Enquanto o Brasil tem impostos que privilegiam a exportação do grão, a Argentina incentiva o processamento industrial do produto

11 de setembro de 2011 | 0h 00
Raquel Landim / SÃO PAULO e Ariel Palacios / BUENOS AIRES - O Estado de S.Paulo
O Brasil produz mais soja, mas a Argentina ganha mais dinheiro com a exportação do grão e seus derivados. Apesar dos desmandos do governo Kirchner, que vive em pé de guerra com os agricultores, o país vizinho consegue mais dólares com a soja que vende ao exterior.
No campo de soja. Colheitadeira em operação; na soja, argentinos derrotam brasileiros - Dida Sampaio/AE-27/2/2009
Dida Sampaio/AE-27/2/2009
No campo de soja. Colheitadeira em operação; na soja, argentinos derrotam brasileiros
As exportações brasileiras de soja em grão, farelo e óleo somaram US$ 18 bilhões em 2010, enquanto, na Argentina, o complexo soja rendeu US$ 27 bilhões em divisas. O levantamento é da consultoria Abeceb.com, de Buenos Aires.

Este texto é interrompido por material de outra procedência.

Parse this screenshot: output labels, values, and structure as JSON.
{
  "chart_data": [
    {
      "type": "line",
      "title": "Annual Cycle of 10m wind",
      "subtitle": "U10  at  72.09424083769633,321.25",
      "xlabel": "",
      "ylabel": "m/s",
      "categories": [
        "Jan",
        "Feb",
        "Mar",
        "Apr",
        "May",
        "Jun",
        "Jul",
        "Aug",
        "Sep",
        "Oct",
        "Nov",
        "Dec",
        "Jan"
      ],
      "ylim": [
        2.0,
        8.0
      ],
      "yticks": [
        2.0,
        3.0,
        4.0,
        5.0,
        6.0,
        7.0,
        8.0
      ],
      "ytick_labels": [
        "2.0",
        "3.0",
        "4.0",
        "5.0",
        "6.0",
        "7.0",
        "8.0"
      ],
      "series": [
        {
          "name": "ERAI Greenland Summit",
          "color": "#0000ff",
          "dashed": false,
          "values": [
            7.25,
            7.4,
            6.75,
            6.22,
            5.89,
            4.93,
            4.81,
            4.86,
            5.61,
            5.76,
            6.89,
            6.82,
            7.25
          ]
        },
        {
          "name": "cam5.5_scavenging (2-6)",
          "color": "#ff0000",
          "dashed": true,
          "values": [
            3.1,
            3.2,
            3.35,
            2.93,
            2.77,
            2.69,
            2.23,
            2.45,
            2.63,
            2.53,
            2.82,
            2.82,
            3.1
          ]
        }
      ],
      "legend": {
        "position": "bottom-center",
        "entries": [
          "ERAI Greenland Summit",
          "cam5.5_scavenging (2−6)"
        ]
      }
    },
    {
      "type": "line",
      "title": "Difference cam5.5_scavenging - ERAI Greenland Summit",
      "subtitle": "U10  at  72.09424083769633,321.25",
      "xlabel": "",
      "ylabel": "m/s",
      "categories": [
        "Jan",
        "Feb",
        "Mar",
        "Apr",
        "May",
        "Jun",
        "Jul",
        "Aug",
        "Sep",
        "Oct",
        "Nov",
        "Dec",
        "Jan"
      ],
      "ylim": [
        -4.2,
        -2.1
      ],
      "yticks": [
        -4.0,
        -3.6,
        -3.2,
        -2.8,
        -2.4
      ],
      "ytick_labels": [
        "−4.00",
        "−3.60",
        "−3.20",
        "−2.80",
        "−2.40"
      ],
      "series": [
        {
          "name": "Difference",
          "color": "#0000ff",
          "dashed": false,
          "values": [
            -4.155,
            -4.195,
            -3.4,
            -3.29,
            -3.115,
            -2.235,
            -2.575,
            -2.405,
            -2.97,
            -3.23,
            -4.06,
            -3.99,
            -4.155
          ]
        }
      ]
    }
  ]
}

Na safra 2010/11, a produção brasileira de soja chegou a 75 milhões de toneladas, bem acima dos 49 milhões da Argentina. Segundo Carolina Schuff, analista da Abeceb.com, duas razões explicam a liderança da Argentina na receita, apesar da safra menor: perfis de consumo diferentes e maior agregação de valor.
Os argentinos destinam ao seu mercado interno cerca de 10% da soja que produzem. No Brasil, esse total chega a 35%. Não só o tamanho das populações é distinto - são 39,5 milhões de argentinos contra 190 milhões de brasileiros. Mas os hábitos de alimentação entre os dois países também mudam.
Na Argentina, as famílias cozinham com óleo de girassol, um produto caro no Brasil. Por aqui, a preferência é pelo óleo de soja. No Brasil, a indústria de carnes de frango e suína é bem desenvolvida, consumindo grande quantidade de farelo de soja. Na Argentina, predomina a carne bovina.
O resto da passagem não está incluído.